Kedua kelompok melakukan pagelaran bersama, sambil memberi kesempatan pada setiap ceh
kul untuk menggelar sajak permintaan maafnya atas sindiran atau cemoohan, yang tidak
dimaksudkan sebagai hinaan.
Pemenang ditetapkan oleh juri yang khusus ditunjuk untuk menghakimi pertandingan.
Juri juga bertugas sebagai pengatur jalannya pertandingan. Mereka terdiri atas tiga orang
yang dianggap ahli dalam kesenian didong serta dapat bersikap netral dan objektif.

PERKEMBANGAN DIDONG
Kesenian khas masyarakat Gayo ini melintasi batas tempatnya berasal. Pertunjukan
didong pernah diadakan di Banda Aceh, Medan, Jakarta, Bandung, dan Yogyakarta.
Pada 1970, masyarakat Gayo Jakarta mengundang Kabinet Mude dan Winar Bujang, dua
kelompok yang paling dikenal di Gayo waktu itu, untuk menggelar pertunjukan di Jakarta.
Tampil bersama mereka artis Ecek Umang dan Abdullah Rauf (Aman Dahlan) dari Kabinet
Mude dan Bantacut dari Winar Bujang, juga Muhammad Basyir Lakkiki dari kelompok
Lakkiki.
Kehadiran artis didong di Jakarta ini selain menghibur orang Gayo di Ibu Kota, juga
berperan dalam mengenalkan bentuk kesenian tradisional dari Aceh ini kepada masyarakat
yang lebih luas. Selain itu, gema pertunjukan artis-artis terkenal ini pun bergaung di Gayo
sendiri, memberi kehormatan baru bagi didong yang hingga saat itu kurang dihargai.
Lima tahun kemudian, tahun 1975, masyarakat Gayo di Jakarta kembali
menyelenggarakan pertunjukan didong, tepatnya di Teater Taman Ismail Marzuki. Mereka
mendatangkan Ecek Bahim (Syeh Ibrahim) dan Banta dari Kabinet Baru, serta Daman dan
Dewantara.
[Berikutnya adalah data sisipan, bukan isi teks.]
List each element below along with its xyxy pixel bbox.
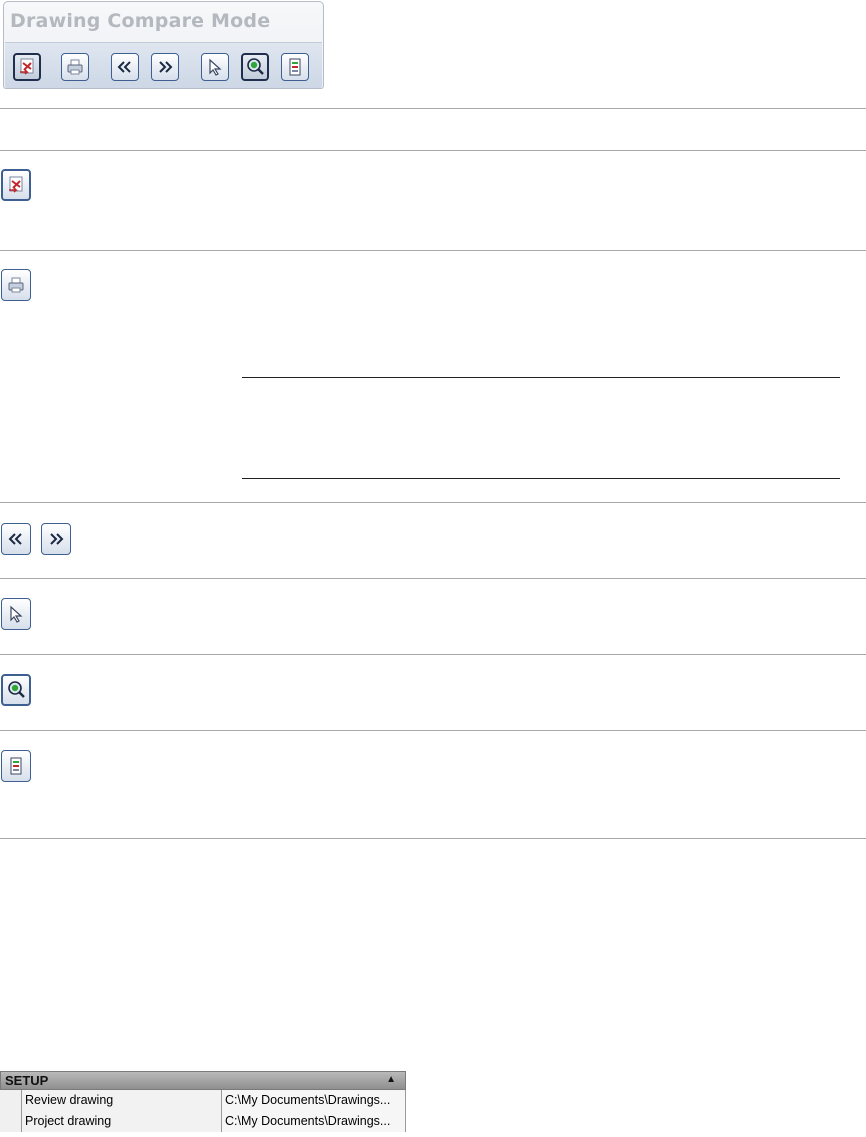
next-change-button[interactable]: [151, 53, 179, 81]
select-cursor-icon: [209, 58, 222, 76]
row-gutter: [0, 1090, 21, 1111]
previous-icon: [117, 61, 131, 73]
table-rule: [0, 654, 866, 655]
previous-change-button[interactable]: [111, 53, 139, 81]
property-label: Project drawing: [21, 1111, 221, 1132]
next-icon: [159, 61, 173, 73]
table-rule: [0, 502, 866, 503]
property-value-project-drawing[interactable]: C:\My Documents\Drawings...: [221, 1111, 406, 1132]
exit-compare-button[interactable]: [13, 53, 41, 81]
print-icon: [8, 277, 24, 293]
drawing-compare-toolbar: Drawing Compare Mode: [3, 1, 324, 89]
next-icon: [50, 533, 64, 545]
select-cursor-icon: [10, 605, 23, 623]
zoom-to-change-button[interactable]: [241, 53, 269, 81]
settings-panel-icon: [10, 757, 22, 775]
row-gutter: [0, 1111, 21, 1132]
row-print-button: [1, 269, 31, 301]
setup-header[interactable]: SETUP ▲: [0, 1071, 406, 1090]
zoom-change-icon: [8, 681, 25, 698]
compare-settings-button[interactable]: [281, 53, 309, 81]
setup-palette: SETUP ▲ Review drawing C:\My Documents\D…: [0, 1071, 406, 1137]
previous-icon: [8, 533, 22, 545]
row-compare-settings-button: [1, 750, 31, 782]
collapse-up-icon[interactable]: ▲: [386, 1074, 396, 1085]
toolbar-button-strip: [5, 42, 322, 88]
table-rule: [0, 578, 866, 579]
table-rule: [0, 250, 866, 251]
print-icon: [67, 59, 83, 75]
property-row-project-drawing[interactable]: Project drawing C:\My Documents\Drawings…: [0, 1111, 406, 1132]
print-button[interactable]: [61, 53, 89, 81]
row-zoom-to-change-button: [1, 674, 31, 706]
property-value-review-drawing[interactable]: C:\My Documents\Drawings...: [221, 1090, 406, 1111]
setup-title: SETUP: [5, 1073, 49, 1088]
exit-compare-icon: [9, 176, 23, 193]
row-exit-compare-button: [1, 169, 31, 201]
toolbar-title: Drawing Compare Mode: [10, 10, 271, 32]
row-next-button: [41, 523, 71, 555]
table-rule: [0, 838, 866, 839]
table-rule: [0, 108, 866, 109]
property-row-review-drawing[interactable]: Review drawing C:\My Documents\Drawings.…: [0, 1090, 406, 1111]
select-button[interactable]: [201, 53, 229, 81]
table-rule: [0, 730, 866, 731]
row-previous-button: [1, 523, 31, 555]
exit-compare-icon: [20, 58, 34, 75]
settings-panel-icon: [289, 58, 301, 76]
row-select-button: [1, 598, 31, 630]
note-rule: [242, 478, 840, 479]
table-rule: [0, 150, 866, 151]
note-rule: [242, 377, 840, 378]
property-label: Review drawing: [21, 1090, 221, 1111]
zoom-change-icon: [247, 58, 264, 75]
Ikut juga ceh Sahak dari Lakkiki, Ishak Ali dan Saleh dari Terunajaya. Sampai
saat ini, didong masih digemari. Masyarakat Gayo sangat menikmati saat berdidong.
Lestarinya kesenian ini tentu menjadi kabar yang sangat baik mengingat didong bukan
pertunjukan semata, tapi berperan juga dalam meneruskan dan mengangkat nilai-nilai
kehidupan masyarakat Gayo pada generasi penerus. Kesenian ini juga menjadi sarana
masyarakat Gayo untuk menyuarakan protes atau kritiknya terhadap permasalahan sosial.